Eugénie and I were at a distance from each other; we could not talk, but we glanced furtively at each other and our eyes mutually counselled patience.

The clock struck five, and the ladies left to change their dresses. I escorted my wife to the carriage which was to take her home with her mother. I would have been glad to go with her, but Madame Dumeillan and my mother persuaded me that it was my duty to remain with the guests who were still at table. Eugénie leaned toward me and whispered in my ear:

“Oh! we shall be much happier to-morrow, my dear! we shall not be separated then, I trust.”

Dear Eugénie, you were quite right. I had to return to the table, because it pleased some of our guests to eat and drink through four hours. If only I had been hungry!

We left the table at last, at six o’clock. Several of the gentlemen began to play cards. As courtesy did not require me to watch them lose their money, I left the restaurant and drove to my wife’s house.

The hairdresser had just arrived, and she had abandoned her lovely hair to him. Really, those hairdressers are too fortunate, to be able to pass their fingers through those lovely locks and to gaze constantly at the pretty head which is entrusted to them. That one took at least three-quarters of an hour to arrange Eugénie’s hair, as if it were difficult to make her look charming! But women are wonderfully patient with respect to everything that pertains to their toilet.

Her hair was arranged at last; but they took her away, for she was not dressed. My wife was not yet mine; she was still in the grasp of the conventionalities of that day. I was fain to be patient, until I once had possession of her. But that night I would bolt all the doors, and no one should see her the next morning until I chose.

I saw that Eugénie would not be dressed for at least an hour, so I went out and tried to kill time. I jumped into one of the carriages which were waiting at the door, and was driven to the Tuileries. I alighted on Rue de Rivoli, and entered the garden. The day was drawing to a close; the weather was gloomy and uncertain. There were very few people under those superb chestnuts toward which I walked. I was delighted, for I do not care for a promenade where there is a crowd; the people who stare at you or jostle you every moment prevent you from dreaming, from thinking at your leisure.

I rarely went to the Tuileries; to my mind that great garden was melancholy and monotonous; but on that day it seemed pleasanter to me, for I could think freely of my wife.

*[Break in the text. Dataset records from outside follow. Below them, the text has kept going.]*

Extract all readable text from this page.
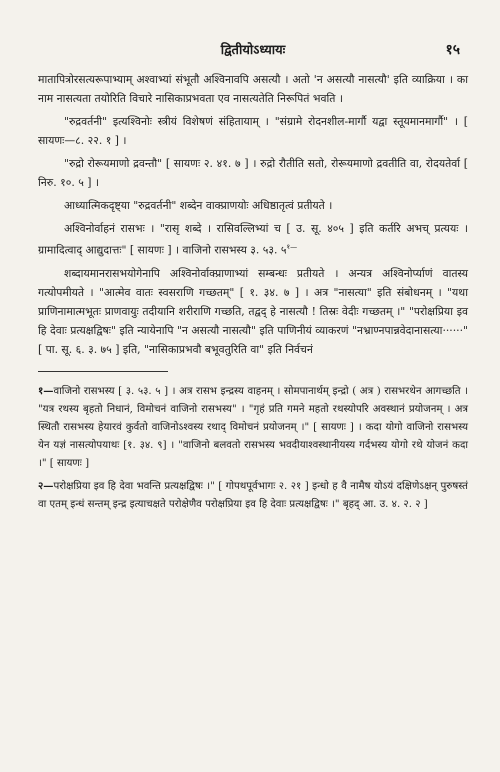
द्वितीयोऽध्यायः	१५

मातापित्रोरसत्यरूपाभ्याम् अश्वाभ्यां संभूतौ अश्विनावपि असत्यौ । अतो 'न असत्यौ नासत्यौ' इति व्याक्रिया । का नाम नासत्यता तयोरिति विचारे नासिकाप्रभवता एव नासत्यतेति निरूपितं भवति ।

"रुद्रवर्तनी" इत्यश्विनोः स्त्रीयं विशेषणं संहितायाम् । "संग्रामे रोदनशील-मार्गौ यद्वा स्तूयमानमार्गौ" । [ सायणः—८. २२. १ ] ।

"रुद्रो रोरूयमाणो द्रवन्तौ" [ सायणः २. ४१. ७ ] । रुद्रो रौतीति सतो, रोरूयमाणो द्रवतीति वा, रोदयतेर्वा [ निरु. १०. ५ ] ।

आध्यात्मिकदृष्ट्या "रुद्रवर्तनी" शब्देन वाक्प्राणयोः अधिष्ठातृत्वं प्रतीयते ।

अश्विनोर्वाहनं रासभः । "रासृ शब्दे । रासिवल्लिभ्यां च [ उ. सू. ४०५ ] इति कर्तरि अभच् प्रत्ययः । ग्रामादित्वाद् आद्युदात्तः" [ सायणः ] । वाजिनो रासभस्य ३. ५३. $५^{१—}$

शब्दायमानरासभयोगेनापि अश्विनोर्वाक्प्राणाभ्यां सम्बन्धः प्रतीयते । अन्यत्र अश्विनोर्प्याणं वातस्य गत्योपमीयते । "आत्मेव वातः स्वसराणि गच्छतम्" [ १. ३४. ७ ] । अत्र "नासत्या" इति संबोधनम् । "यथा प्राणिनामात्मभूतः प्राणवायुः तदीयानि शरीराणि गच्छति, तद्वद् हे नासत्यौ ! तिस्रः वेदीः गच्छतम् ।" "परोक्षप्रिया इव हि देवाः प्रत्यक्षद्विषः" इति न्यायेनापि "न असत्यौ नासत्यौ" इति पाणिनीयं व्याकरणं "नभ्राण्नपान्नवेदानासत्या······" [ पा. सू. ६. ३. ७५ ] इति, "नासिकाप्रभवौ बभूवतुरिति वा" इति निर्वचनं

१—वाजिनो रासभस्य [ ३. ५३. ५ ] । अत्र रासभ इन्द्रस्य वाहनम् । सोमपानार्थम् इन्द्रो ( अत्र ) रासभरथेन आगच्छति । "यत्र रथस्य बृहतो निधानं, विमोचनं वाजिनो रासभस्य" । "गृहं प्रति गमने महतो रथस्योपरि अवस्थानं प्रयोजनम् । अत्र स्थितौ रासभस्य हेयारवं कुर्वतो वाजिनोऽश्वस्य रथाद् विमोचनं प्रयोजनम् ।" [ सायणः ] । कदा योगो वाजिनो रासभस्य येन यज्ञं नासत्योपयाथः [१. ३४. ९] । "वाजिनो बलवतो रासभस्य भवदीयाश्वस्थानीयस्य गर्दभस्य योगो रथे योजनं कदा ।" [ सायणः ]

२—परोक्षप्रिया इव हि देवा भवन्ति प्रत्यक्षद्विषः ।" [ गोपथपूर्वभागः २. २१ ] इन्धो ह वै नामैष योऽयं दक्षिणेऽक्षन् पुरुषस्तं वा एतम् इन्धं सन्तम् इन्द्र इत्याचक्षते परोक्षेणैव परोक्षप्रिया इव हि देवाः प्रत्यक्षद्विषः ।" बृहद् आ. उ. ४. २. २ ]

My wife! those words still had a strange sound to me. I was married, I who had so often laughed at husbands! Had I been wrong to laugh at them, or should I prove an exception to the rule?

I walked at random. Finally I found myself in front of the enclosure where the statues of Hippomenes and Atalanta stand. That reminded me of a certain assignation. It was three years before, in the middle of winter. There had been a heavy fall of snow; the garden, the benches were covered with it, and it was very cold. But I had an assignation, and on such occasions one does not consult the thermometer. It was with a certain Lucile, who, for decency’s sake, called herself Madame Lejeune, and who mended cashmere shawls. She was very pretty, was Lucile. About twenty-three years old at that time, with a pretty, shapely figure, and an almost distinguished face which did not betray the grisette. I had an idea that her portrait was among those that I had preserved. She was accustomed to love madly for a fortnight; during the third week she calmed down, and ordinarily she was unfaithful by the end of the month. As I had been warned, I considered it more amusing to anticipate her, and to take up with another before the fortnight had expired. She did not forgive me; her self-esteem was wounded, for I have no idea that she would have been more constant with me than with others; but she tried to make me believe that she would have, and whenever I met her I could always detect a flavor of bitterness in her speech and anger in her glance.